At that "but," my fingers froze, stopping their drumming on the table. An idea was born in my head. Slippery, risky, morally questionable, but devilishly tempting.
"And to hell with it, what do I have to lose?" I muttered to myself, finding the number I had received just a few hours ago in my phone. Contact "Peter Parker."
I rewrote the first message several times, trying to find the ideal balance between friendliness and flattery so as not to look like a creepy stalker.
"Peter, hi! This is John Thompson, we crossed paths at college today. Listen, I've got a scientific snag here, and MJ said today that you're the smartest guy in the world. For some reason, I suspect she wasn't exaggerating."
After sending it, I felt a sting of conscience. I was going to use this guy, his kindness and genius, for my own ends. But I immediately crushed that feeling. My survival is at stake. This isn't personal; it's necessity. Four minutes of waiting seemed like an eternity. Finally, the screen blinked.
"Hi. Oh come on, she's exaggerating. How can I help?"
He bit. Modest, responsive—the ideal target. I quickly typed the pre-planned legend.
"I'm doing, well, let's call it DIY biohacking. Trying to get a Chlorella cell culture to do interesting things. I can send a photo of my mini-lab so you don't think I'm a psycho :)"
Without waiting for a reply, I sent the photo. I specifically chose an angle where a microscope, a couple of flasks with harmless green sludge (ordinary water with dye), a laboratory centrifuge, and several jars of reagents were in frame. It looked like the project of an enthusiastic biology student, but not like an underground production of superhuman performance enhancers.
"Wow. Serious approach for a home project."
Excellent, he's impressed. Now—the core of the problem, wrapped in a scientific-sounding package.
"Thanks. Но I've hit a wall. I need one reagent to stimulate metabolism, but I can't buy it anywhere in its pure form. And without it, the cells just don't react to the catalyst. It's a steroid base, very similar to testosterone, but I need maximum isomeric purity, otherwise the whole culture dies."
"So, the problem is contamination in commercial samples?"
Yes! He led me to the right thought himself. He was already solving my problem in his head.
"Exactly! I've already botched three samples, wasted a bunch of money. And then I thought... you probably work in a well-equipped lab. You have access to equipment I can only dream of. Maybe you can help an enthusiast? Synthesize a few milliliters of pure product. All expenses, of course, are on me. I'll pay for the reagents and for your time."
The last sentence was key. It turned a questionable request into a partially business offer. I held my breath. If he refused, I'd have to go back to the robbery idea.
"Hmm... In theory, it's possible. Nothing over-complicated. I'll be in the university lab late today after classes anyway. Can you come to the NYU main building?"
"You saved me, really saved me! I'll be there as soon as you give the sign!"

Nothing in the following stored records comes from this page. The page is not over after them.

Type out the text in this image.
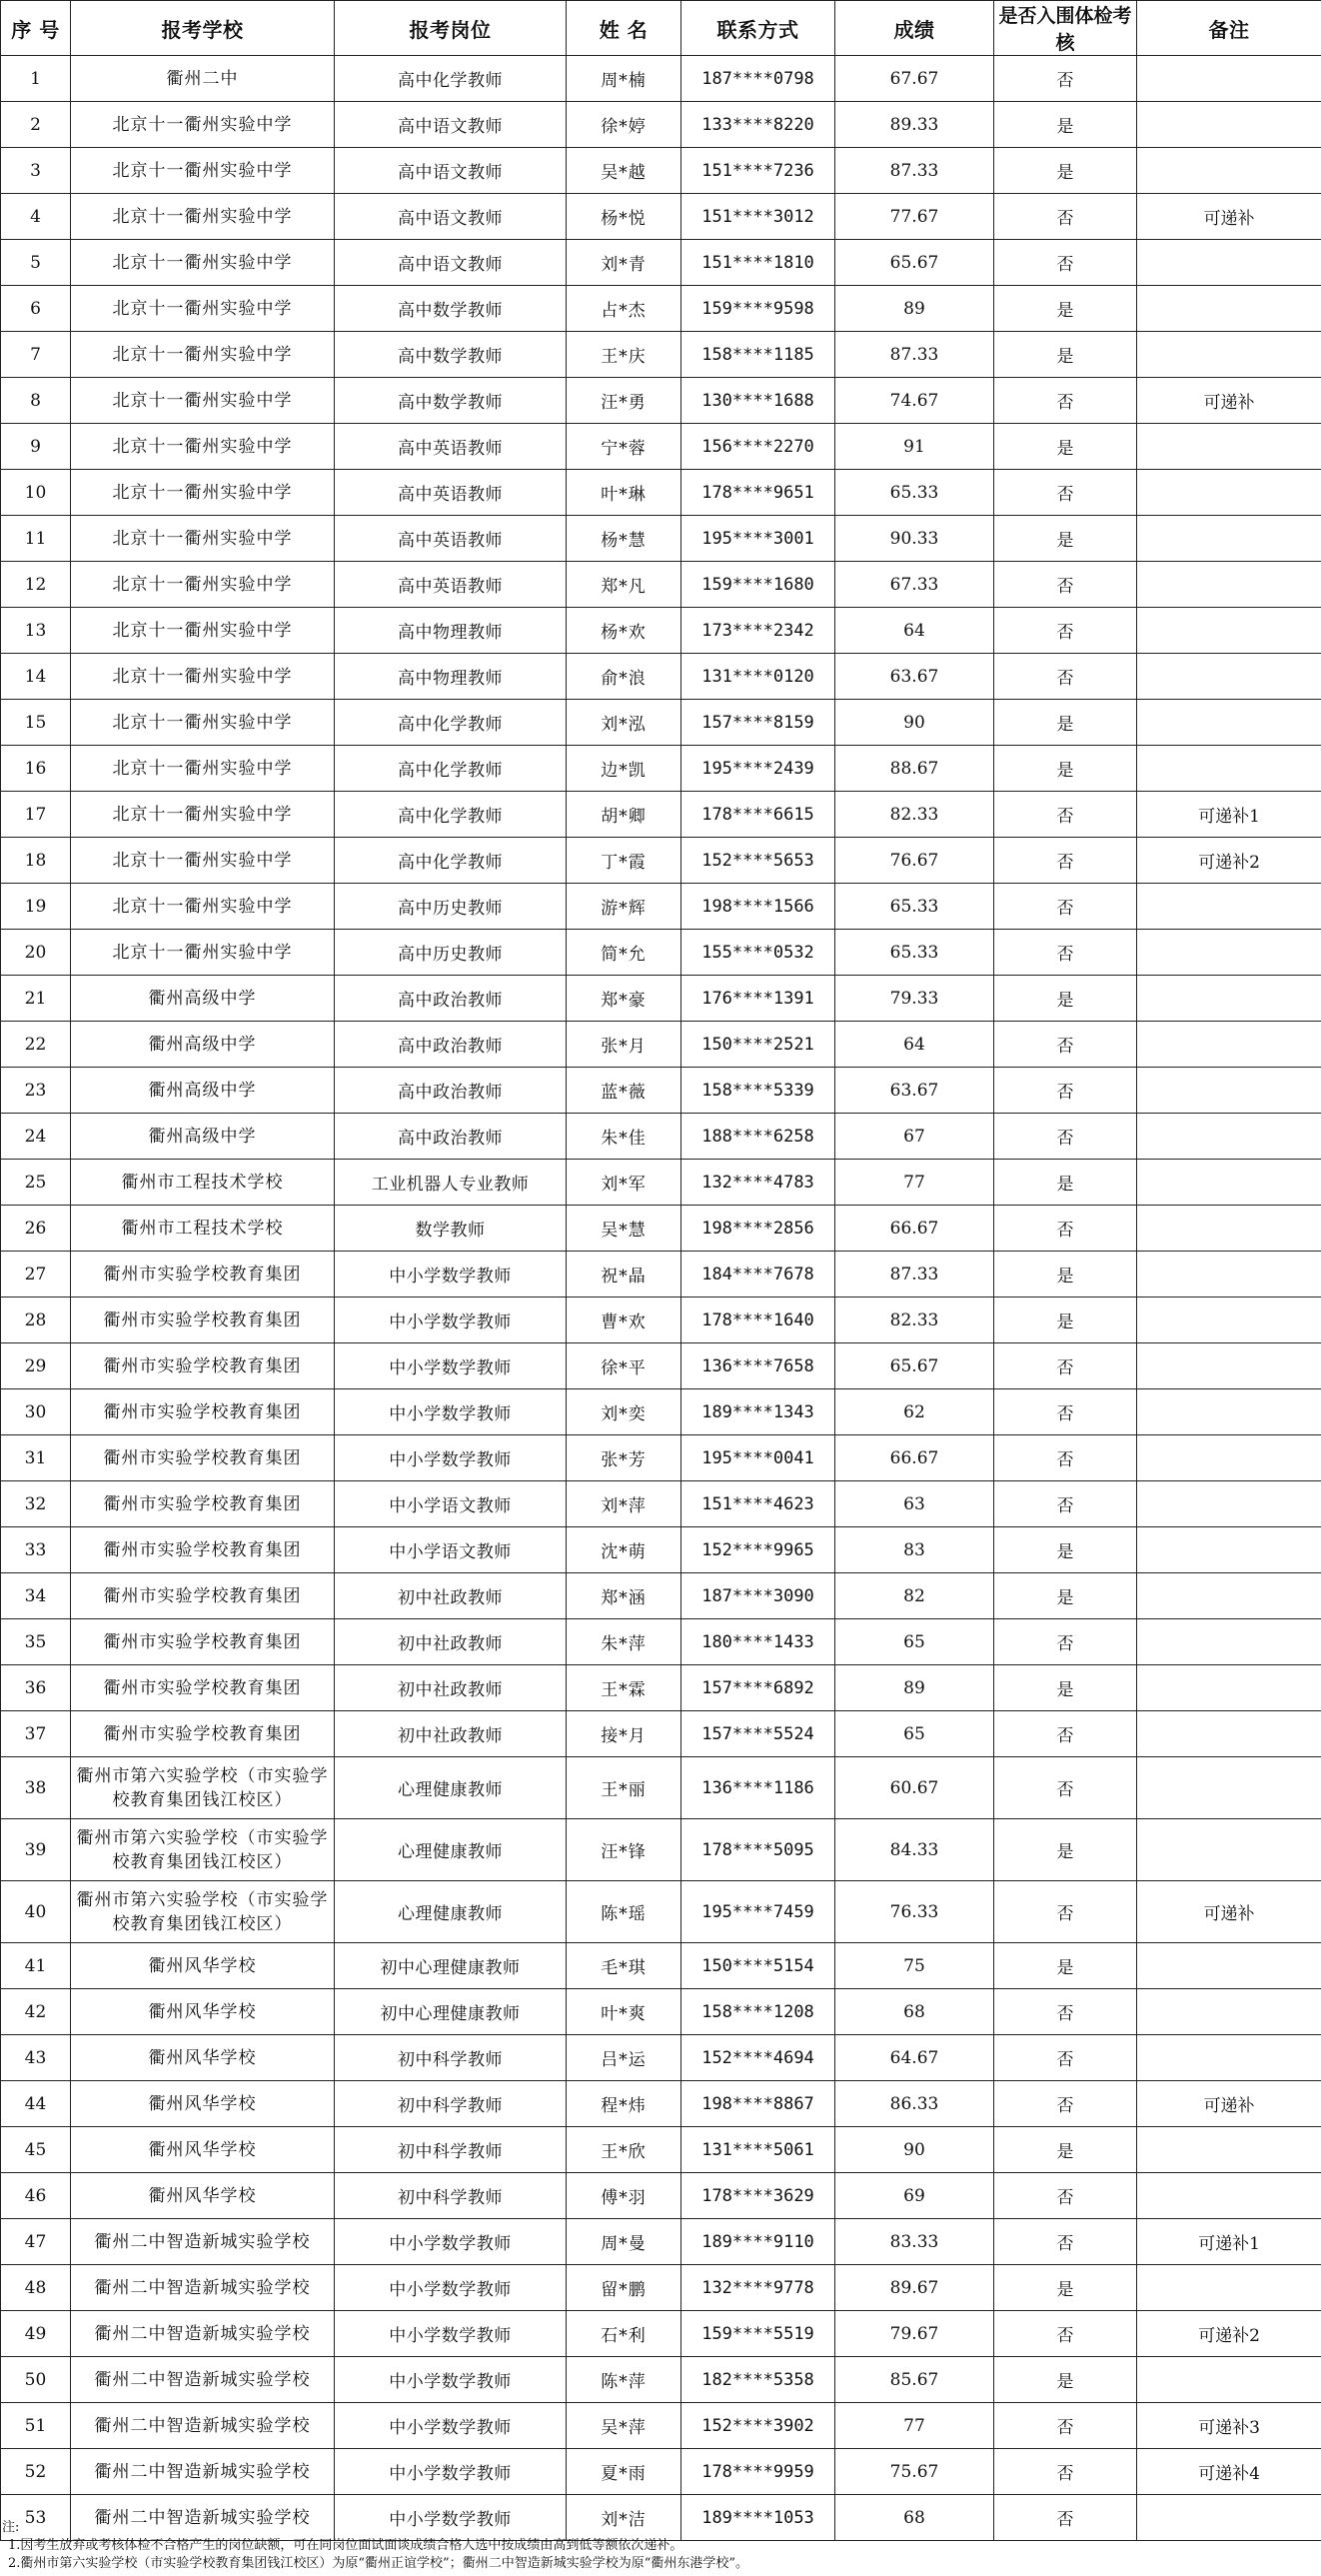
序 号	报考学校	报考岗位	姓 名	联系方式	成绩	是否入围体检考核	备注
1	衢州二中	高中化学教师	周*楠	187****0798	67.67	否	
2	北京十一衢州实验中学	高中语文教师	徐*婷	133****8220	89.33	是	
3	北京十一衢州实验中学	高中语文教师	吴*越	151****7236	87.33	是	
4	北京十一衢州实验中学	高中语文教师	杨*悦	151****3012	77.67	否	可递补
5	北京十一衢州实验中学	高中语文教师	刘*青	151****1810	65.67	否	
6	北京十一衢州实验中学	高中数学教师	占*杰	159****9598	89	是	
7	北京十一衢州实验中学	高中数学教师	王*庆	158****1185	87.33	是	
8	北京十一衢州实验中学	高中数学教师	汪*勇	130****1688	74.67	否	可递补
9	北京十一衢州实验中学	高中英语教师	宁*蓉	156****2270	91	是	
10	北京十一衢州实验中学	高中英语教师	叶*琳	178****9651	65.33	否	
11	北京十一衢州实验中学	高中英语教师	杨*慧	195****3001	90.33	是	
12	北京十一衢州实验中学	高中英语教师	郑*凡	159****1680	67.33	否	
13	北京十一衢州实验中学	高中物理教师	杨*欢	173****2342	64	否	
14	北京十一衢州实验中学	高中物理教师	俞*浪	131****0120	63.67	否	
15	北京十一衢州实验中学	高中化学教师	刘*泓	157****8159	90	是	
16	北京十一衢州实验中学	高中化学教师	边*凯	195****2439	88.67	是	
17	北京十一衢州实验中学	高中化学教师	胡*卿	178****6615	82.33	否	可递补1
18	北京十一衢州实验中学	高中化学教师	丁*霞	152****5653	76.67	否	可递补2
19	北京十一衢州实验中学	高中历史教师	游*辉	198****1566	65.33	否	
20	北京十一衢州实验中学	高中历史教师	简*允	155****0532	65.33	否	
21	衢州高级中学	高中政治教师	郑*豪	176****1391	79.33	是	
22	衢州高级中学	高中政治教师	张*月	150****2521	64	否	
23	衢州高级中学	高中政治教师	蓝*薇	158****5339	63.67	否	
24	衢州高级中学	高中政治教师	朱*佳	188****6258	67	否	
25	衢州市工程技术学校	工业机器人专业教师	刘*军	132****4783	77	是	
26	衢州市工程技术学校	数学教师	吴*慧	198****2856	66.67	否	
27	衢州市实验学校教育集团	中小学数学教师	祝*晶	184****7678	87.33	是	
28	衢州市实验学校教育集团	中小学数学教师	曹*欢	178****1640	82.33	是	
29	衢州市实验学校教育集团	中小学数学教师	徐*平	136****7658	65.67	否	
30	衢州市实验学校教育集团	中小学数学教师	刘*奕	189****1343	62	否	
31	衢州市实验学校教育集团	中小学数学教师	张*芳	195****0041	66.67	否	
32	衢州市实验学校教育集团	中小学语文教师	刘*萍	151****4623	63	否	
33	衢州市实验学校教育集团	中小学语文教师	沈*萌	152****9965	83	是	
34	衢州市实验学校教育集团	初中社政教师	郑*涵	187****3090	82	是	
35	衢州市实验学校教育集团	初中社政教师	朱*萍	180****1433	65	否	
36	衢州市实验学校教育集团	初中社政教师	王*霖	157****6892	89	是	
37	衢州市实验学校教育集团	初中社政教师	接*月	157****5524	65	否	
38	衢州市第六实验学校（市实验学校教育集团钱江校区）	心理健康教师	王*丽	136****1186	60.67	否	
39	衢州市第六实验学校（市实验学校教育集团钱江校区）	心理健康教师	汪*锋	178****5095	84.33	是	
40	衢州市第六实验学校（市实验学校教育集团钱江校区）	心理健康教师	陈*瑶	195****7459	76.33	否	可递补
41	衢州风华学校	初中心理健康教师	毛*琪	150****5154	75	是	
42	衢州风华学校	初中心理健康教师	叶*爽	158****1208	68	否	
43	衢州风华学校	初中科学教师	吕*运	152****4694	64.67	否	
44	衢州风华学校	初中科学教师	程*炜	198****8867	86.33	否	可递补
45	衢州风华学校	初中科学教师	王*欣	131****5061	90	是	
46	衢州风华学校	初中科学教师	傅*羽	178****3629	69	否	
47	衢州二中智造新城实验学校	中小学数学教师	周*曼	189****9110	83.33	否	可递补1
48	衢州二中智造新城实验学校	中小学数学教师	留*鹏	132****9778	89.67	是	
49	衢州二中智造新城实验学校	中小学数学教师	石*利	159****5519	79.67	否	可递补2
50	衢州二中智造新城实验学校	中小学数学教师	陈*萍	182****5358	85.67	是	
51	衢州二中智造新城实验学校	中小学数学教师	吴*萍	152****3902	77	否	可递补3
52	衢州二中智造新城实验学校	中小学数学教师	夏*雨	178****9959	75.67	否	可递补4
53	衢州二中智造新城实验学校	中小学数学教师	刘*洁	189****1053	68	否	
注:
1.因考生放弃或考核体检不合格产生的岗位缺额，可在同岗位面试面谈成绩合格人选中按成绩由高到低等额依次递补。
2.衢州市第六实验学校（市实验学校教育集团钱江校区）为原“衢州正谊学校”；衢州二中智造新城实验学校为原“衢州东港学校”。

I leaned back in my chair and exhaled noisily. It worked. The hook was swallowed. The problem with the base, you could say, was solved. The plan was building itself: get the testosterone, create several stimulants, get back the spent OP and spin that damn gacha. And then... then I'll have to decide what to do with the fanged problems currently gathering dust in my inventory in the black Cruiser. I wonder what state they're in? Conceptual stasis? Or just dead? Alright, while I'm weak, I shouldn't even think about it. I'll check as soon as I get my hands on something more serious than a UV projector. And ideally, when I solve the vampire problem at its root, rather than treating it with stimulants and other homemade stuff.
I spent the next couple of hours trying to distract myself by watching tutorial videos for garage engineers on YouTube, but my thoughts constantly returned to the upcoming meeting. Finally, the phone dinged with a message from Parker. "I'm here, lab 304."
Time. I called a taxi. My Honda, which I used to escape the chase, remains in the inventory. No extra threads, no coincidences. Paranoia is a survivor's best friend.